Using the changes proposed above, let's update the torch.distributed-based "Getting started" example from our README:

import torch.distributed as dist -import torch.multiprocessing as mp +import torch_xla as xla def _mp_fn(rank): ... - os.environ['MASTER_ADDR'] = 'localhost' - os.environ['MASTER_PORT'] = '12355' - dist.init_process_group("gloo", rank=rank, world_size=world_size) + dist.init_process_group("xla", init_method='xla://') - model = model.to(rank) + model.to(xla.device()) - ddp_model = DDP(model, device_ids=[rank]) + # `gradient_as_bucket_view=True` required for XLA + ddp_model = DDP(model, gradient_as_bucket_view=True) for inputs, labels in train_loader: optimizer.zero_grad() - outputs = ddp_model(inputs) + outputs = ddp_model(inputs.to(xla.device()) - loss = loss_fn(outputs, labels) + loss = loss_fn(outputs, labels.to(xla.device())) loss.backward() optimizer.step() + xla.sync() if __name__ == '__main__': - mp.spawn(_mp_fn, args=(), nprocs=world_size) + xla.launch(_mp_fn)

Note that with the proposed changes to xla.launch, this would work with SPMD, torchrun, interactive notebooks, and "normal" multiprocessing without changes.

Final notes

Although some of the usability problems in PyTorch/XLA run deep, cleaning up our basic APIs is an easy way we can provide a better impression to new and potential users.

I intentionally omitted two APIs that are present in our other "Getting started" example: pl.MpDeviceLoader and xm.optimizer_step().

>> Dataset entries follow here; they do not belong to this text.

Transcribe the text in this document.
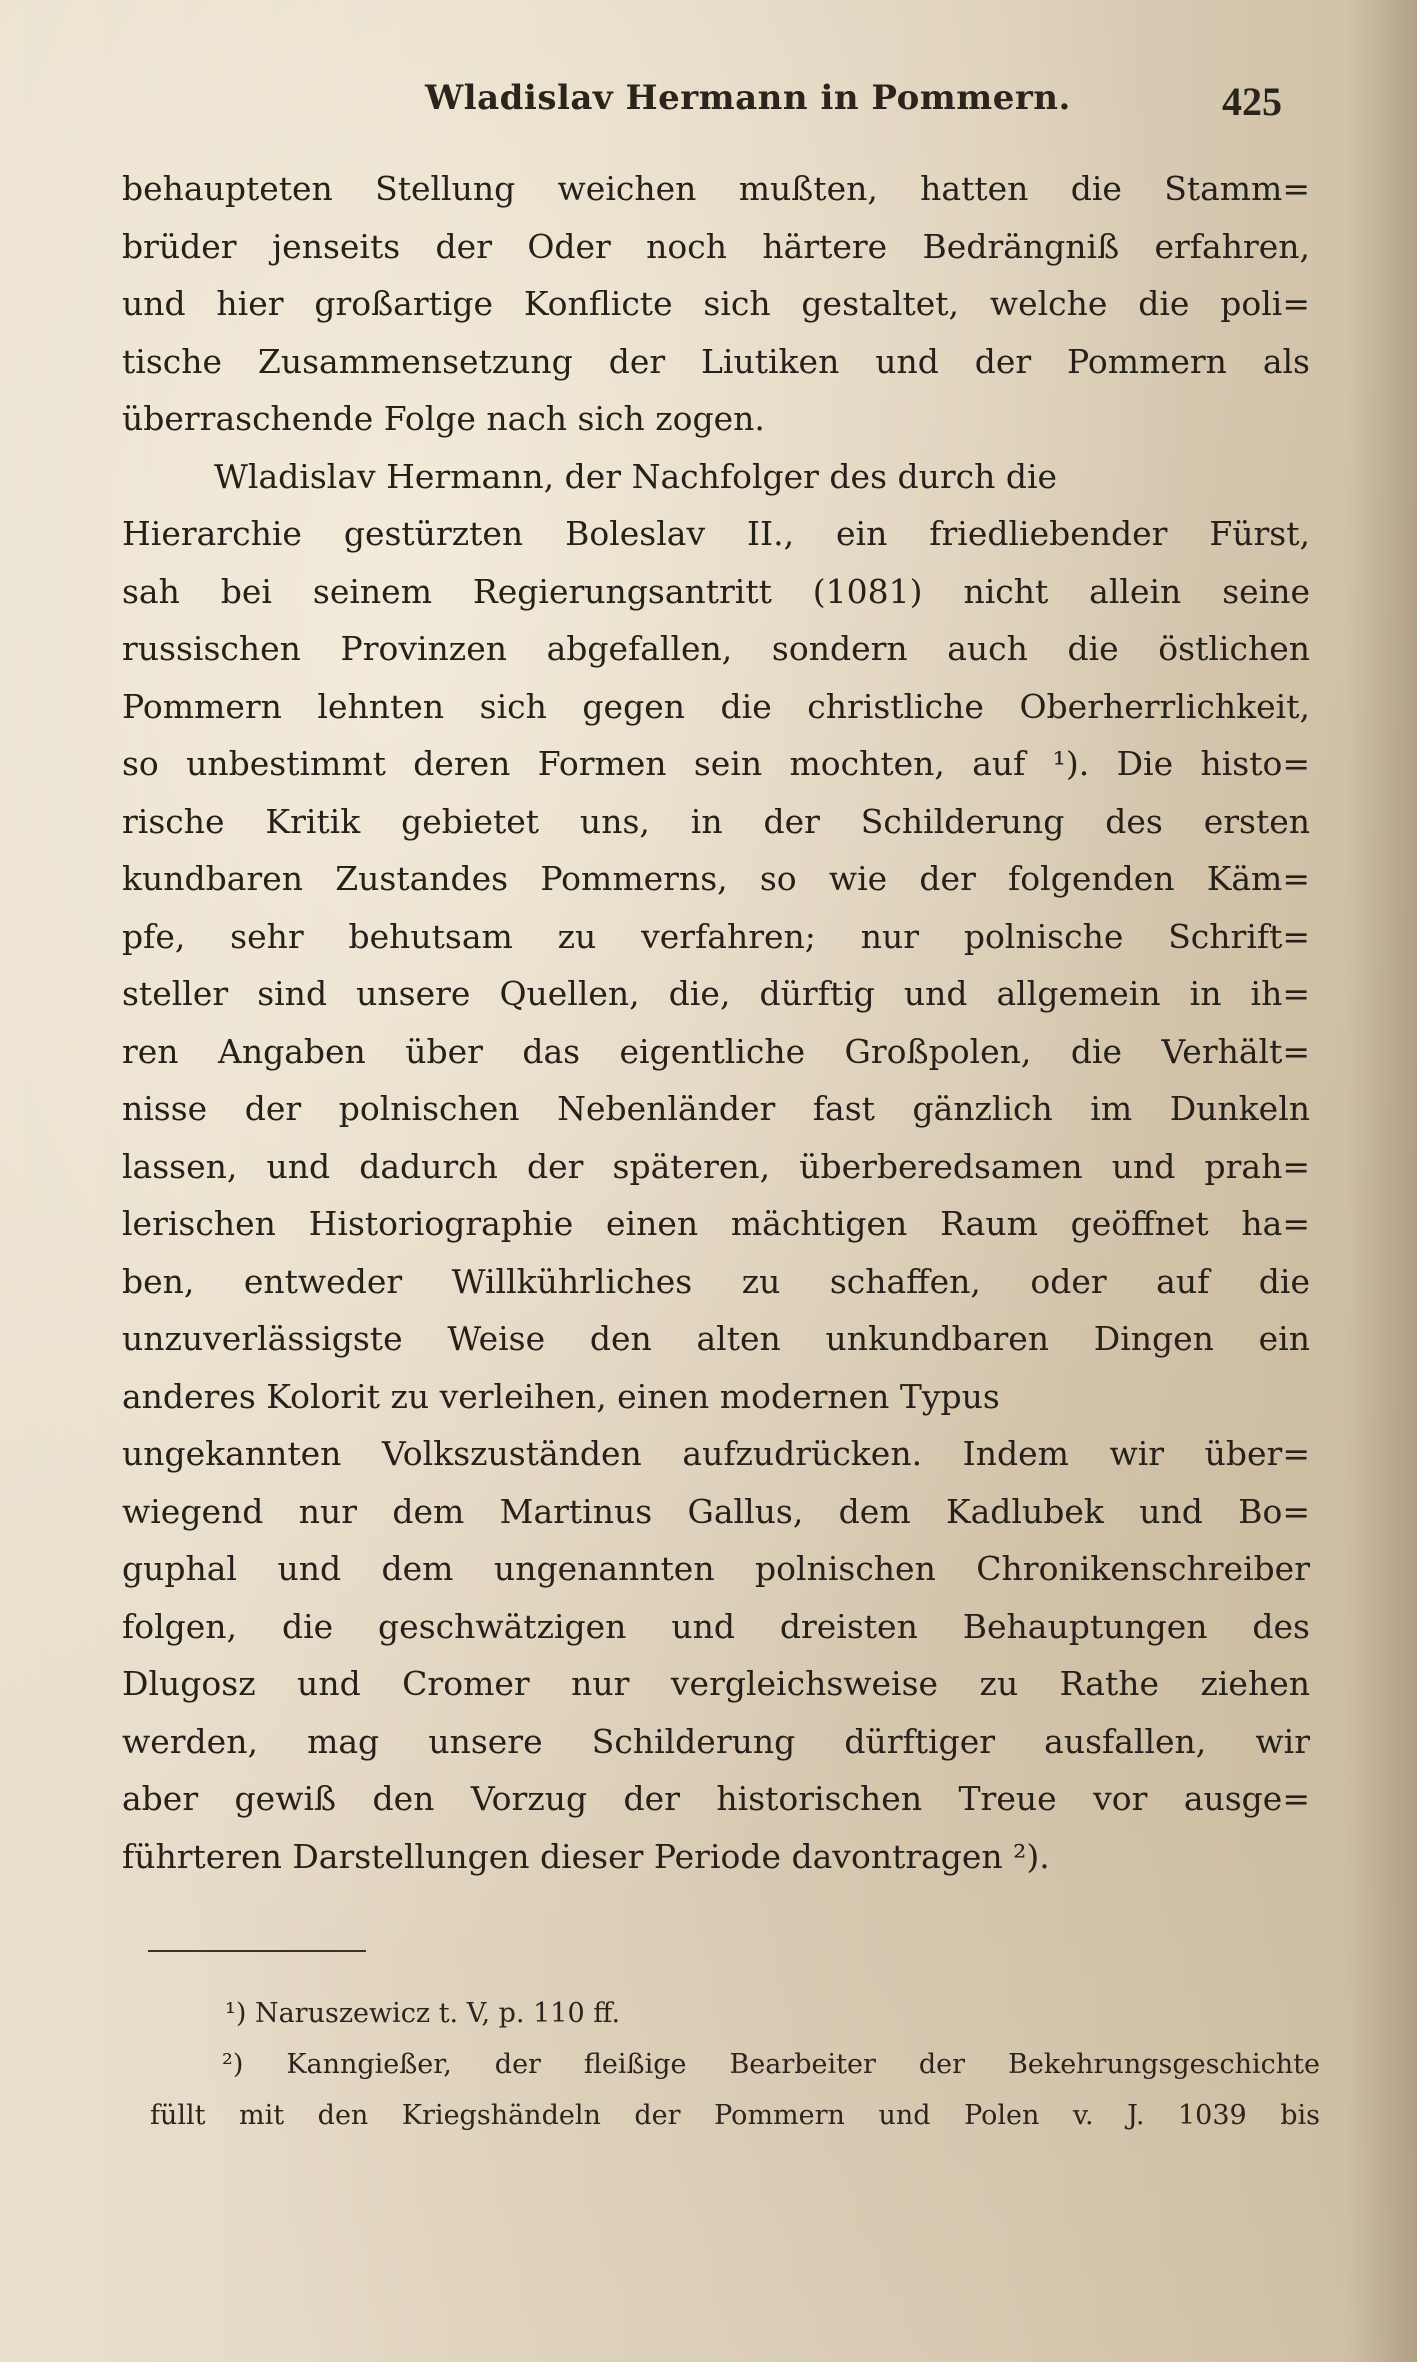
Wladislav Hermann in Pommern.	425
behaupteten Stellung weichen mußten, hatten die Stamm=
brüder jenseits der Oder noch härtere Bedrängniß erfahren,
und hier großartige Konflicte sich gestaltet, welche die poli=
tische Zusammensetzung der Liutiken und der Pommern als
überraschende Folge nach sich zogen.
Wladislav Hermann, der Nachfolger des durch die
Hierarchie gestürzten Boleslav II., ein friedliebender Fürst,
sah bei seinem Regierungsantritt (1081) nicht allein seine
russischen Provinzen abgefallen, sondern auch die östlichen
Pommern lehnten sich gegen die christliche Oberherrlichkeit,
so unbestimmt deren Formen sein mochten, auf ¹). Die histo=
rische Kritik gebietet uns, in der Schilderung des ersten
kundbaren Zustandes Pommerns, so wie der folgenden Käm=
pfe, sehr behutsam zu verfahren; nur polnische Schrift=
steller sind unsere Quellen, die, dürftig und allgemein in ih=
ren Angaben über das eigentliche Großpolen, die Verhält=
nisse der polnischen Nebenländer fast gänzlich im Dunkeln
lassen, und dadurch der späteren, überberedsamen und prah=
lerischen Historiographie einen mächtigen Raum geöffnet ha=
ben, entweder Willkührliches zu schaffen, oder auf die
unzuverlässigste Weise den alten unkundbaren Dingen ein
anderes Kolorit zu verleihen, einen modernen Typus
ungekannten Volkszuständen aufzudrücken. Indem wir über=
wiegend nur dem Martinus Gallus, dem Kadlubek und Bo=
guphal und dem ungenannten polnischen Chronikenschreiber
folgen, die geschwätzigen und dreisten Behauptungen des
Dlugosz und Cromer nur vergleichsweise zu Rathe ziehen
werden, mag unsere Schilderung dürftiger ausfallen, wir
aber gewiß den Vorzug der historischen Treue vor ausge=
führteren Darstellungen dieser Periode davontragen ²).
¹) Naruszewicz t. V, p. 110 ff.
²) Kanngießer, der fleißige Bearbeiter der Bekehrungsgeschichte
füllt mit den Kriegshändeln der Pommern und Polen v. J. 1039 bis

I did this for two reasons:

  • I believe we should be leaning into torch.distributed, which can wrap the low-level details of collective operations, including gradient collection. Users should be able to pick up PyTorch/XLA without learning the details of XLA.
  • The PyTorch/XLA team has been having active discussions about how we can re-architect our basic training loop to be more intuitive and less error-prone. MpDeviceLoader is tightly coupled to this topic, because it is the current synchronization point in our loop. Since this may change in the near future, I don't want to solidify the API for that yet. But, I do believe that data pre-loading should be part of the torch_xla module since it's absolutely necessary for good performance on TPUs.